BEIZVERFAHREN: Dem Stand der Technik entsprechend basieren Beizmittel für Edelstahl auf Salpetersäure- Flusssäure- Gemischen oder auf Flusssäure- Wasserstoffperoxyd- Lösungen. Grundsätzlich sollten sie frei von Salzsäure und anderen Chloriden sein. Abgesehen davon dass es bei der Anwendung salzsäurehaltiger Beizen beim Edelstahl schon nach Wenigen Minuten zur Überbeizung kommen kann, besteht zusätzlich die Gefahr der Lochkorrosion.

Zum Beizen von Edelstahl stehen grundsätzlich zwei Verfahren zur Verfügung.

Das Beizen mit Beizlösungen kann entweder durch Tauchen in Beizbädern oder durch Umpumpen in Rohrleitungssystemen oder auch durch Berieseln der zu beizenden Flächen erfolgen.

Beizpasten sind Beizlösungen, die durch geeignete Verdickungsmittel so viskos eingestellt sind, dass sie auch an senkrechten Flächen haften. Sie können entweder mit Pinsel oder Bürsten aufgetragen werden oder im Sprühbeizverfahren, bei dem Pasten mit einem Niederdrucksprühgerät auf die Oberfläche aufgetragen wird.

Beizchemikalien sind Gefahrstoffe im Sinne der Gefahrstoffverordnung und unterliegen den Bestimmungen des Bundesimmissionsschutzgesetzes. Dies bedeutet jede Menge Auflagen für die Anwender von Beizchemikalien.


zum Vergrößern bitte das Bild anklicken

vor dem Beizen  nach dem Beizen

Schlackeneinschlüsse

Schwarze Einschlüsse in Schweißnähten, bedingt durch die häufig nicht durchführbare Formierung, lassen sich durch Beizen nur unvollständig oder gar nicht entfernen.

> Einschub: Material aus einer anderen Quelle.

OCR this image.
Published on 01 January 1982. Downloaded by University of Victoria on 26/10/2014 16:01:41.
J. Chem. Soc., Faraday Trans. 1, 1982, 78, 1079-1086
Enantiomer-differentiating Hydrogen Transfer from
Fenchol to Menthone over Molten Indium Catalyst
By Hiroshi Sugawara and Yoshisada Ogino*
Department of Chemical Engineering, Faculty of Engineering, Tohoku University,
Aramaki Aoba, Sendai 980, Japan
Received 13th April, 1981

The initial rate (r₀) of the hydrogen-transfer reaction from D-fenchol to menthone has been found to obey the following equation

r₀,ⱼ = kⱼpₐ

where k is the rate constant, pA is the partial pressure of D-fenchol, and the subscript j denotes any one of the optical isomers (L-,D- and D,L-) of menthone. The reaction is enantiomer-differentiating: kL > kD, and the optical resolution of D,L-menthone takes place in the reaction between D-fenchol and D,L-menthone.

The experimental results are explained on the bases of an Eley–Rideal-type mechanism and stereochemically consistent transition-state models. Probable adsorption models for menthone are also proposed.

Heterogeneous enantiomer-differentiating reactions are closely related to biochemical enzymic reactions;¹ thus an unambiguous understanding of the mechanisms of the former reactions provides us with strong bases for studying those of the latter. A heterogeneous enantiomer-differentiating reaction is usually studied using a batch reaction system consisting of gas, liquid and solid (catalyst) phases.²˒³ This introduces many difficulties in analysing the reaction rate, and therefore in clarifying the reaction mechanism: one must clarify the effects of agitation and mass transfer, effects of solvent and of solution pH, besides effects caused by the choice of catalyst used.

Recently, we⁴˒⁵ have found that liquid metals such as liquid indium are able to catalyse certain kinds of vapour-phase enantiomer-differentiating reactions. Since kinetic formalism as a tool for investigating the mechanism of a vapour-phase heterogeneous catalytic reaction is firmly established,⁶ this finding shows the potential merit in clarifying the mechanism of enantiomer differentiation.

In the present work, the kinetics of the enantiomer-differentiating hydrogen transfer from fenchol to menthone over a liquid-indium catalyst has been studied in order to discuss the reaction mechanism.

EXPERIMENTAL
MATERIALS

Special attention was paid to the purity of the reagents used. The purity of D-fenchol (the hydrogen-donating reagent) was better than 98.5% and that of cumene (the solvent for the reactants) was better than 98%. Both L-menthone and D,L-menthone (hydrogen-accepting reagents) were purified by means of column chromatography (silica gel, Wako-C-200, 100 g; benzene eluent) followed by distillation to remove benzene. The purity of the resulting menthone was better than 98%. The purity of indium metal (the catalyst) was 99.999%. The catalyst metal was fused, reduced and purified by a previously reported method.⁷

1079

Es handelt sich dabei um Carbonitride oder andere schlackenartige Substanzen, die infolge ihres nichtmetallischen Charakters und ihrer amorphen, glasartigen Struktur durch Säuren und andere aggressive Flüssigkeiten nicht angegriffen werden.

Rückstände, die durch thermische Zersetzungen von organischen Schmier- oder Fließmitteln im Bereich der Wärmeeinflusszone entstanden sind, lassen sich aus den gleichen Gründen auf chemischem Wege nicht beseitigen.
Eine derartige amorphe Kohlenstoffmasse ist in keinem bekanntem Medium löslich.

Wie man an der Widerstandsfähigkeit dieser Beläge gegenüber der recht aggressiven Beizsäure erkennen kann, sind nachteilige Auswirkungen auf die Korrosionsbeständigkeit nicht zu befürchten.

Nach unseren langjährigen Erfahrungen können diese Erscheinungen bedenkenlos so belassen oder, falls dies nicht möglich oder nicht erwünscht ist, vor dem Beizen mechanisch entfernt werden.